DBHS Student Publication.

Reviewing Freshman Year

May 15, 2015

When I walked into Diamond Bar High School on the first day of school, I expected to feel changed in some way. After all, it’s high school, the “prime” time of your teenage life. Something had to be different, right? Well, here’s a word of advice: without taking the initiative on your own, those thoughts of change are comprised mostly of wishful thinking.

As a freshman, the only difference you will experience is the cluelessness and constant confusion that accompanies being in some place completely new. In the end, you are still the same old you.
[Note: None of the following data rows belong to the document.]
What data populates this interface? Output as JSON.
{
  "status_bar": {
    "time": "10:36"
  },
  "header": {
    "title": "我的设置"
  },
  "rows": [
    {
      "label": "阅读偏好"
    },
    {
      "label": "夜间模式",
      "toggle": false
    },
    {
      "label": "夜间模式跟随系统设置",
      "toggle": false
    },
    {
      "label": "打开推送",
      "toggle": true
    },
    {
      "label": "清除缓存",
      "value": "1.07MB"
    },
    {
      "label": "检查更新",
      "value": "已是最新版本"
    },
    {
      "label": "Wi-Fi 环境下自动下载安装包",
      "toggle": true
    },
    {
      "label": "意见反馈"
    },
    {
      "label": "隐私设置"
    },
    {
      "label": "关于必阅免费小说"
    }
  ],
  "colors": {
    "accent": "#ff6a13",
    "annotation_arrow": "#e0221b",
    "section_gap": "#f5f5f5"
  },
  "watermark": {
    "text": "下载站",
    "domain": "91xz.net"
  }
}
I am still finding myself adjusting to various aspects of DBHS. In the beginning, all I could think about was how the teachers had different standards, the classmates had unfamiliar faces, the school campus was like a foreign country, and I was completely surrounded by a countless number of competitive peers, more so than in middle school.
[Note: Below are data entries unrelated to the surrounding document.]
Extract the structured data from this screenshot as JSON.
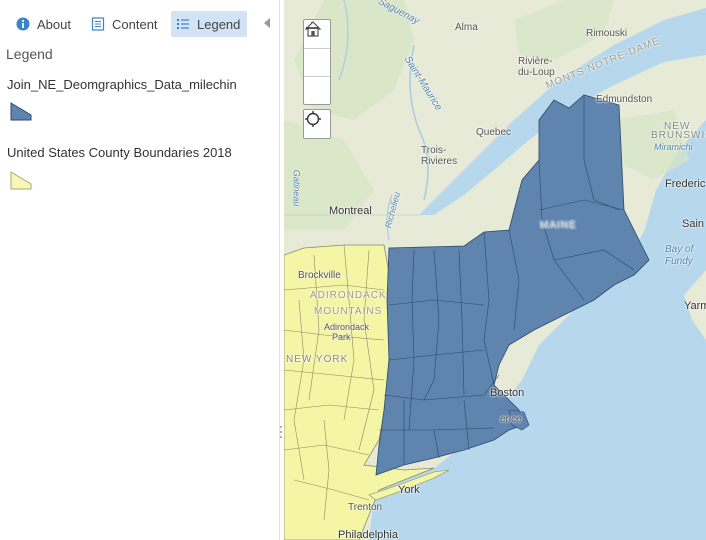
{
  "tabs": {
    "about": "About",
    "content": "Content",
    "legend": "Legend"
  },
  "legend": {
    "heading": "Legend",
    "layers": [
      {
        "title": "Join_NE_Deomgraphics_Data_milechin",
        "fill": "#5f84ad",
        "stroke": "#2c4a6e"
      },
      {
        "title": "United States County Boundaries 2018",
        "fill": "#f8f6b6",
        "stroke": "#a9a870"
      }
    ]
  },
  "map": {
    "colors": {
      "water": "#b7d8ec",
      "land": "#e8ead8",
      "ne_fill": "#5f84ad",
      "us_fill": "#f4f5a5"
    },
    "labels": {
      "alma": "Alma",
      "rimouski": "Rimouski",
      "riviere": "Rivière-",
      "du_loup": "du-Loup",
      "monts": "MONTS NOTRE-DAME",
      "edmundston": "Edmundston",
      "quebec": "Quebec",
      "new": "NEW",
      "brunswick": "BRUNSWIC",
      "miramichi": "Miramichi",
      "trois": "Trois-",
      "rivieres": "Rivieres",
      "fredericton": "Frederic",
      "saint_john": "Sain",
      "montreal": "Montreal",
      "bay": "Bay of",
      "fundy": "Fundy",
      "brockville": "Brockville",
      "adirondack": "ADIRONDACK",
      "mountains": "MOUNTAINS",
      "adirondack_park": "Adirondack",
      "park": "Park",
      "new_york": "NEW YORK",
      "yarmouth": "Yarm",
      "boston": "Boston",
      "providence": "ence",
      "york": "York",
      "trenton": "Trenton",
      "philadelphia": "Philadelphia",
      "saguenay": "Saguenay",
      "saint_maurice": "Saint-Maurice",
      "richelieu": "Richelieu",
      "gatineau": "Gatineau",
      "maine": "MAINE"
    }
  }
}
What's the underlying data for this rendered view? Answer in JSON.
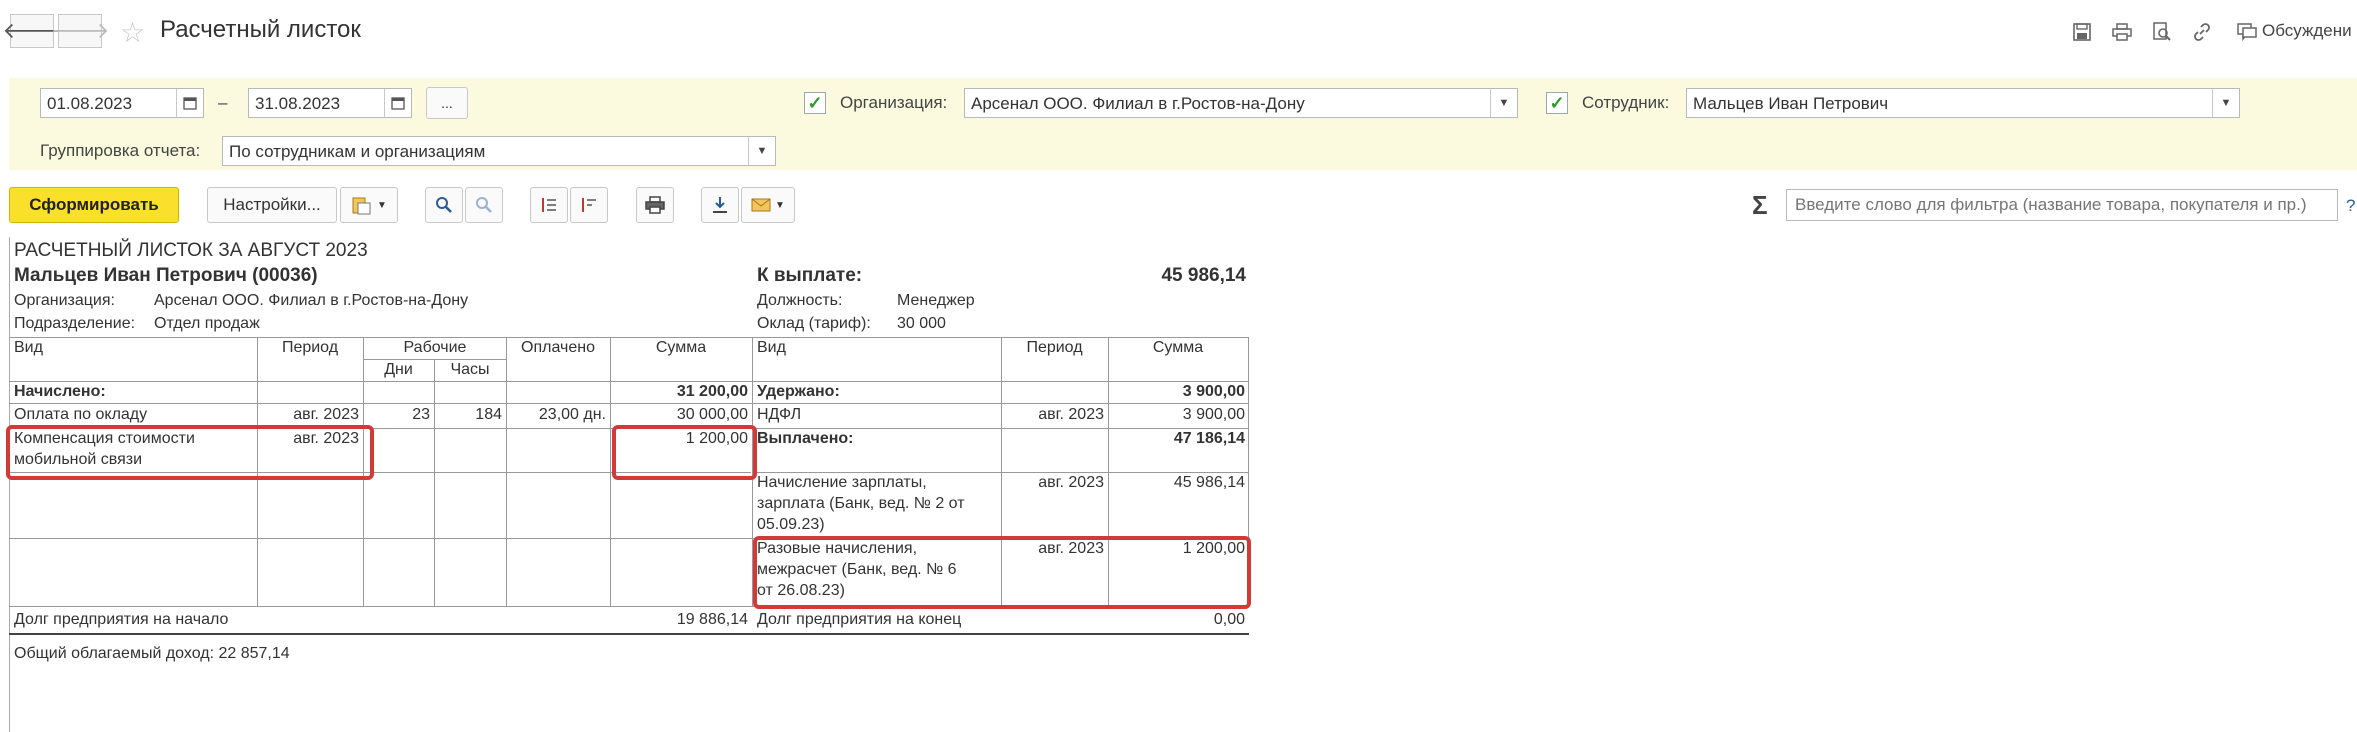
{
  "header": {
    "title": "Расчетный листок",
    "discussions": "Обсуждени"
  },
  "filters": {
    "date_from": "01.08.2023",
    "date_sep": "–",
    "date_to": "31.08.2023",
    "more": "...",
    "org_label": "Организация:",
    "org_value": "Арсенал ООО. Филиал в г.Ростов-на-Дону",
    "emp_label": "Сотрудник:",
    "emp_value": "Мальцев Иван Петрович",
    "group_label": "Группировка отчета:",
    "group_value": "По сотрудникам и организациям"
  },
  "toolbar": {
    "generate": "Сформировать",
    "settings": "Настройки...",
    "sigma": "Σ",
    "search_placeholder": "Введите слово для фильтра (название товара, покупателя и пр.)",
    "help": "?"
  },
  "report": {
    "title": "РАСЧЕТНЫЙ ЛИСТОК ЗА АВГУСТ 2023",
    "employee": "Мальцев Иван Петрович (00036)",
    "org_label": "Организация:",
    "org_value": "Арсенал ООО. Филиал в г.Ростов-на-Дону",
    "dept_label": "Подразделение:",
    "dept_value": "Отдел продаж",
    "to_pay_label": "К выплате:",
    "to_pay_value": "45 986,14",
    "position_label": "Должность:",
    "position_value": "Менеджер",
    "rate_label": "Оклад (тариф):",
    "rate_value": "30 000",
    "left_headers": {
      "kind": "Вид",
      "period": "Период",
      "working": "Рабочие",
      "days": "Дни",
      "hours": "Часы",
      "paid": "Оплачено",
      "sum": "Сумма"
    },
    "right_headers": {
      "kind": "Вид",
      "period": "Период",
      "sum": "Сумма"
    },
    "accrued_label": "Начислено:",
    "accrued_total": "31 200,00",
    "accruals": [
      {
        "kind": "Оплата по окладу",
        "period": "авг. 2023",
        "days": "23",
        "hours": "184",
        "paid": "23,00 дн.",
        "sum": "30 000,00"
      },
      {
        "kind1": "Компенсация стоимости",
        "kind2": "мобильной связи",
        "period": "авг. 2023",
        "sum": "1 200,00"
      }
    ],
    "withheld_label": "Удержано:",
    "withheld_total": "3 900,00",
    "withholdings": [
      {
        "kind": "НДФЛ",
        "period": "авг. 2023",
        "sum": "3 900,00"
      }
    ],
    "paid_out_label": "Выплачено:",
    "paid_out_total": "47 186,14",
    "payments": [
      {
        "l1": "Начисление зарплаты,",
        "l2": "зарплата (Банк, вед. № 2 от",
        "l3": "05.09.23)",
        "period": "авг. 2023",
        "sum": "45 986,14"
      },
      {
        "l1": "Разовые начисления,",
        "l2": "межрасчет (Банк, вед. № 6",
        "l3": "от 26.08.23)",
        "period": "авг. 2023",
        "sum": "1 200,00"
      }
    ],
    "debt_start_label": "Долг предприятия на начало",
    "debt_start_value": "19 886,14",
    "debt_end_label": "Долг предприятия на конец",
    "debt_end_value": "0,00",
    "taxable_income": "Общий облагаемый доход: 22 857,14"
  }
}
There is a phrase one of my teachers takes great satisfaction in repeating, and I feel it bears the cold hard truth, “Freshmen are fresh meat.” I agree with this statement, especially when it comes to being involved with school. You’re raw, straight from middle school, and you’ve still got that laid back middle school attitude.
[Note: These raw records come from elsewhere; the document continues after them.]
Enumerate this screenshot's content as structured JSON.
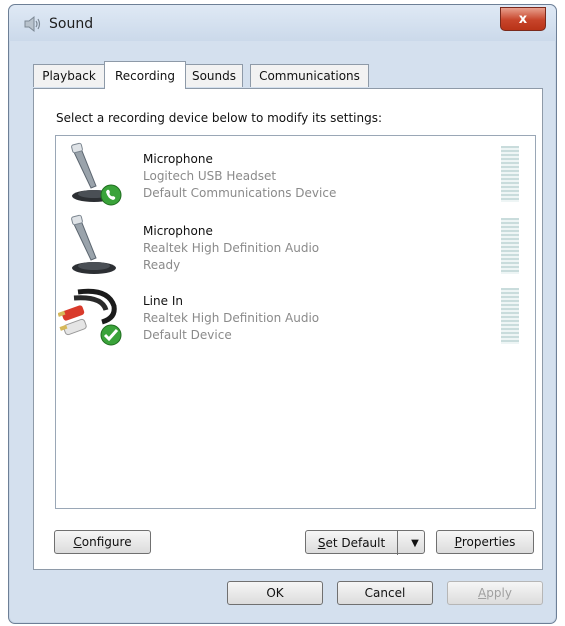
{
  "window": {
    "title": "Sound",
    "close_label": "x"
  },
  "tabs": [
    {
      "label": "Playback"
    },
    {
      "label": "Recording",
      "active": true
    },
    {
      "label": "Sounds"
    },
    {
      "label": "Communications"
    }
  ],
  "panel": {
    "instruction": "Select a recording device below to modify its settings:"
  },
  "devices": [
    {
      "name": "Microphone",
      "driver": "Logitech USB Headset",
      "status": "Default Communications Device",
      "icon": "microphone-icon",
      "badge": "phone-badge-icon"
    },
    {
      "name": "Microphone",
      "driver": "Realtek High Definition Audio",
      "status": "Ready",
      "icon": "microphone-icon"
    },
    {
      "name": "Line In",
      "driver": "Realtek High Definition Audio",
      "status": "Default Device",
      "icon": "rca-cable-icon",
      "badge": "checkmark-badge-icon"
    }
  ],
  "buttons": {
    "configure": {
      "hotkey": "C",
      "rest": "onfigure"
    },
    "set_default": {
      "hotkey": "S",
      "rest": "et Default"
    },
    "set_default_arrow": "▼",
    "properties": {
      "hotkey": "P",
      "rest": "roperties"
    },
    "ok": "OK",
    "cancel": "Cancel",
    "apply": {
      "hotkey": "A",
      "rest": "pply"
    }
  },
  "colors": {
    "badge_green": "#3aa33a",
    "close_red": "#c7442a"
  }
}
During junior high, I never felt the need to delve too deeply into various school activities such as clubs, sports, or volunteering. I simply did what was required of me, mainly homework and studying. I went to any lessons my parents had signed me up for, and didn’t pay any attention to what was going on in school besides my own classes. Not surprisingly, I expected myself to do the same thing in ninth grade. That was probably the worst possible idea to have at the time.

The start of my year went without a hitch, until I realized how little I understood about what was going on at DBHS. Listening to my friends mention their volunteer opportunities, sports tryouts, music auditions, and officer interviews absolutely flabbergasted me. As an inactive individual, I consciously felt more insignificant and lousy than ever before. My close friends involved themselves in school by meeting new people and forming connections with teachers and upperclassmen. What was I doing? Apparently, nothing.

It was at the end of first semester that I decided to make a change in my daily routine. I considered joining a sport – it seemed exciting enough, so I tried out for badminton. Much to my surprise and delight, I passed the tryouts and made it onto the team. Then I thought to myself: “What if I volunteered at shelters through a club?” It wouldn’t hurt to participate, so I volunteered. I don’t regret it at all, because I now have community service hours accumulating every week. Here was my biggest decision of all: What if I tried to get into the Bull’s Eye, our school newspaper? I was a bit intimidated after my initial applications and interviews, but any uncertainty I had was brushed aside when I discovered I’d been accepted. By making a move to become involved at school, I met many unique people who inspired me to reach for even more as well as gaining a ton of experience regarding my social skills and time management.

The majority of high school students will have most of their free time available during freshman year. Knowing this, I’d planned to just relax when I was setting up my schedule. However, I am now using that time for meaningful hobbies and productive projects. There’s always this nice feeling of accomplishment whenever I know I’ve completed something to the best of my abilities.

From what I have collected based on my first year of high school, I know it would be in my best interests as a sophomore to take action even earlier. Therefore I can improve myself even more so than before.